Some might assume that an apologetic woman is weaker than an unapologetic man. However, a psychologist has since revealed that women use ‘sorry’ as a strategic language tool.
We’re living in a world rife with gender stereotypes. Some of them are unfairly forced upon us, like the woman who was named “Baby Hater” at her office because she didn’t feel comfortable holding a colleague’s newborn (women who aren’t overly maternal must be abnormal monsters, didn’t you know?) Others seem to have some weight behind them, and can give an interesting insight into why and how we’ve developed as a race.
For example, you have noticed that women seem to find it much easier to apologise than men, the latter of whom are often characterised as being more stoic and less able to communicate their emotions.
However, while some might assume this stereotype paints women as the weaker sex, more subservient and happier to admit their flaws, psychologists have now confirmed that this behaviour actually reflects a great emotional strength and strategic thinking.
You see, female friendship is a very powerful thing. Indeed, research has repeatedly shown that having a close-knit female network can help relieve stress, act as a form of free therapy, offer a support system, and even further your career. Therefore, it’s important for women to preserve these bonds and ensure that an argument doesn’t ruffle feathers enough to disrupt the relationship long-term. This is where the apologies come in.

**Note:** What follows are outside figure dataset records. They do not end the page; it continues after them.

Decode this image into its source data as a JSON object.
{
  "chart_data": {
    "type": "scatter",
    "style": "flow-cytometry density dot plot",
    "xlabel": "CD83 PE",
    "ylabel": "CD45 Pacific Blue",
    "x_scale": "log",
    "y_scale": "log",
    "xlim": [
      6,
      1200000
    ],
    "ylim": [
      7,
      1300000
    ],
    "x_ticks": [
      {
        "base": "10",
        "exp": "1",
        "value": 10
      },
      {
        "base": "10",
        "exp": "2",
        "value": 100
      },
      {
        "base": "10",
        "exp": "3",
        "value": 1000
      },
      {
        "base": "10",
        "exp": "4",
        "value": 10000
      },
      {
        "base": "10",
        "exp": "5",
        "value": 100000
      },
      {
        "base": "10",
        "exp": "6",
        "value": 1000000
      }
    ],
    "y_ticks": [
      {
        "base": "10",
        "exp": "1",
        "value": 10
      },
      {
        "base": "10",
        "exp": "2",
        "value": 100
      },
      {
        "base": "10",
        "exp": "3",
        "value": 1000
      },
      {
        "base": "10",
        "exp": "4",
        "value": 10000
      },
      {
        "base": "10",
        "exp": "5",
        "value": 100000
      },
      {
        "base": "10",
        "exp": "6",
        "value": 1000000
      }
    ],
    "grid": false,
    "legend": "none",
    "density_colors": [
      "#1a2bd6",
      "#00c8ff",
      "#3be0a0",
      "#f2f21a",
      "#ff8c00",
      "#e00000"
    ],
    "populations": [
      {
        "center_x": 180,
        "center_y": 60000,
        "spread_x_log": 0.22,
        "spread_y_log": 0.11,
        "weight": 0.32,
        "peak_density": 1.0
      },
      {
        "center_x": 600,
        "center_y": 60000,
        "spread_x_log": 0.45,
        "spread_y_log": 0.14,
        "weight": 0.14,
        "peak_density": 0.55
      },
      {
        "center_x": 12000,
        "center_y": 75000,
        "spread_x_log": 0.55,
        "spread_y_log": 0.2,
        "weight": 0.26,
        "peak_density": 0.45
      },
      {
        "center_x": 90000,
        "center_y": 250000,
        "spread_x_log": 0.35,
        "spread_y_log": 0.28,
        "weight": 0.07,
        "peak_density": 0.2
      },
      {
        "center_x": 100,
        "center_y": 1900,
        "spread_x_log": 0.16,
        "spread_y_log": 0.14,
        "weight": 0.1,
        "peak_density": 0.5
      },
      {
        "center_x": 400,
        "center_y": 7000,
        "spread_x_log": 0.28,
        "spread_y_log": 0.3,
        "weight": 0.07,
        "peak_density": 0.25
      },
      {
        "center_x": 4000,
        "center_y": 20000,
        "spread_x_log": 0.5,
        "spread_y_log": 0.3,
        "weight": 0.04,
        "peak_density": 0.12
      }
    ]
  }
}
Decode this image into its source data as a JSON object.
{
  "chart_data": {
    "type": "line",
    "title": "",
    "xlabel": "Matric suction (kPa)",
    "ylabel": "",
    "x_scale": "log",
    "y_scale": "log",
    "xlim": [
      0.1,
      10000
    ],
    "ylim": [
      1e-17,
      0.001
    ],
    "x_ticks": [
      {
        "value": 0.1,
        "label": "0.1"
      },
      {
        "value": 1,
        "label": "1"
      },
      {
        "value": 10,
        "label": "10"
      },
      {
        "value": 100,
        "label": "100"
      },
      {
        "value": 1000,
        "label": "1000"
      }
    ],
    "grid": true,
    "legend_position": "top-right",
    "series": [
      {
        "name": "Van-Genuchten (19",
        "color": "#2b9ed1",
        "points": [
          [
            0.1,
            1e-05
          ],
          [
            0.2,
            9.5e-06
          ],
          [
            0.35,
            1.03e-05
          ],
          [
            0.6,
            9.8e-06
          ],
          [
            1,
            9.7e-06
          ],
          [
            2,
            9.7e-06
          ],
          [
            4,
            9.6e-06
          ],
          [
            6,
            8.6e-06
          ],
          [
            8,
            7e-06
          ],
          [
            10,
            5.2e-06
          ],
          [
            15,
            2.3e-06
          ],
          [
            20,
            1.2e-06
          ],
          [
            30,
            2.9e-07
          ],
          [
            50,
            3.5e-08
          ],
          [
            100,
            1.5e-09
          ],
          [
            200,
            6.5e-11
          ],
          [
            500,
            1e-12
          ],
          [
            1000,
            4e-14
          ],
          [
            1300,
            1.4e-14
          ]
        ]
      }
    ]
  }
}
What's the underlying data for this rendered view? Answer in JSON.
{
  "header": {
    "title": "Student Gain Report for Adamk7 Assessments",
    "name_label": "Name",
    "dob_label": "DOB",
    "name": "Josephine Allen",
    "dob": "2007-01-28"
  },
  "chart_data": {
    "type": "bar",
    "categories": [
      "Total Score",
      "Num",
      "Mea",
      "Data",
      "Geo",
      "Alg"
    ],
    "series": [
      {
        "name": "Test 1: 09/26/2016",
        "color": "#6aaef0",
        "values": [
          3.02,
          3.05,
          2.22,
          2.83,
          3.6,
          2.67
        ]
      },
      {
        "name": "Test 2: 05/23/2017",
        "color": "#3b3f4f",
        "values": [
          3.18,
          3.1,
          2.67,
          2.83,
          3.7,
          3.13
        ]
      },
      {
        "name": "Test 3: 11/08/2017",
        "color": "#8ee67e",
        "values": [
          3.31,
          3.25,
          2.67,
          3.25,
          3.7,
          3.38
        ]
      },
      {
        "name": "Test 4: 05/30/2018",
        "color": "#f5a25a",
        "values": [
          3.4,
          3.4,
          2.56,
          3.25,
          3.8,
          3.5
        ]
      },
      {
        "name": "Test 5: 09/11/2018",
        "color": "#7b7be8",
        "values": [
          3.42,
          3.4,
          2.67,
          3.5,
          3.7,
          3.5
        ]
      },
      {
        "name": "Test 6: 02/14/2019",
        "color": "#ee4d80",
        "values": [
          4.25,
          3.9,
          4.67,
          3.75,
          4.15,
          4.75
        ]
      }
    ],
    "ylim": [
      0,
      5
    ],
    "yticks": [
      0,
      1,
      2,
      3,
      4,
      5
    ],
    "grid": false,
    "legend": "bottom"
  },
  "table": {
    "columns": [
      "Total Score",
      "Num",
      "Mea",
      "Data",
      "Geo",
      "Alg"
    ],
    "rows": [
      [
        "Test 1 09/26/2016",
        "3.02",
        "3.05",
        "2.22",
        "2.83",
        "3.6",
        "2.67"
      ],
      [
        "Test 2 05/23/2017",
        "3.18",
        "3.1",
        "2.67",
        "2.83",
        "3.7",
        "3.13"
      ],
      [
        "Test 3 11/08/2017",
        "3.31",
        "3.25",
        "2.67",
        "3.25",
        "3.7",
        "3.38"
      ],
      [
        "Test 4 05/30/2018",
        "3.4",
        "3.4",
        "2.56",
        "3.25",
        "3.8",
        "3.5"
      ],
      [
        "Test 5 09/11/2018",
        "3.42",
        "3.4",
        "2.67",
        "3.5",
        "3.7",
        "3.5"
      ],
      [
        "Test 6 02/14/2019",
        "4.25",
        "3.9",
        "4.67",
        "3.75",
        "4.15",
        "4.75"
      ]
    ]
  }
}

Amanda Rose Ph.D. writes for Psychology Today and explains how important the ability to say sorry is in a female dynamic: “Apologies are social glue in girls’ and women’s friendships. They are not necessarily admissions of guilt or wrong-doing (although they can be). In most cases, these apologies have less to do with determining who is at fault and more to do with making sure hurt feelings are mended and the relationship is intact.”
Rose continues to look at how boys and girls build relationships, theorising that because girls often spend time in smaller, more cooperative social groups whereas boys are more likely to interact in larger groups in competitive sports and games, which creates a dialogue that discourages them from being vulnerable.
She continues: “Girls’ and boys’ conversational styles reflect these differences. The way girls’ talk to each other is generally more collaborative and accommodating compared to boys. Among boys, there is more jockeying back and forth and more ‘trash talking’ (often, but not always, in a good natured way). So boys tend to develop a self-protective interactional style and to avoid showing or admitting to weaknesses.”
It is thought that these learnings as children are carried into adulthood, with women offering each other apologies easily and often exchanging them as a symbol that they both value the relationship. In fact, while many of us may not be as truly, deeply sorry as we would be if something terrible had happened, apologising helps keep s the bonds between us sweet and shows we care.
For men, however, an apology is usually only needed if a situation feels serious, and as Rose says will often be met with a simple “OK” with no counter apology to be seen.
Essentially, it might seem like women apologise more because they’re happy to roll over and accept defeat, but in actual fact it’s an astute tool that strengthens our relationships and therefore positively benefits our growth. Why aren’t women running the world, again?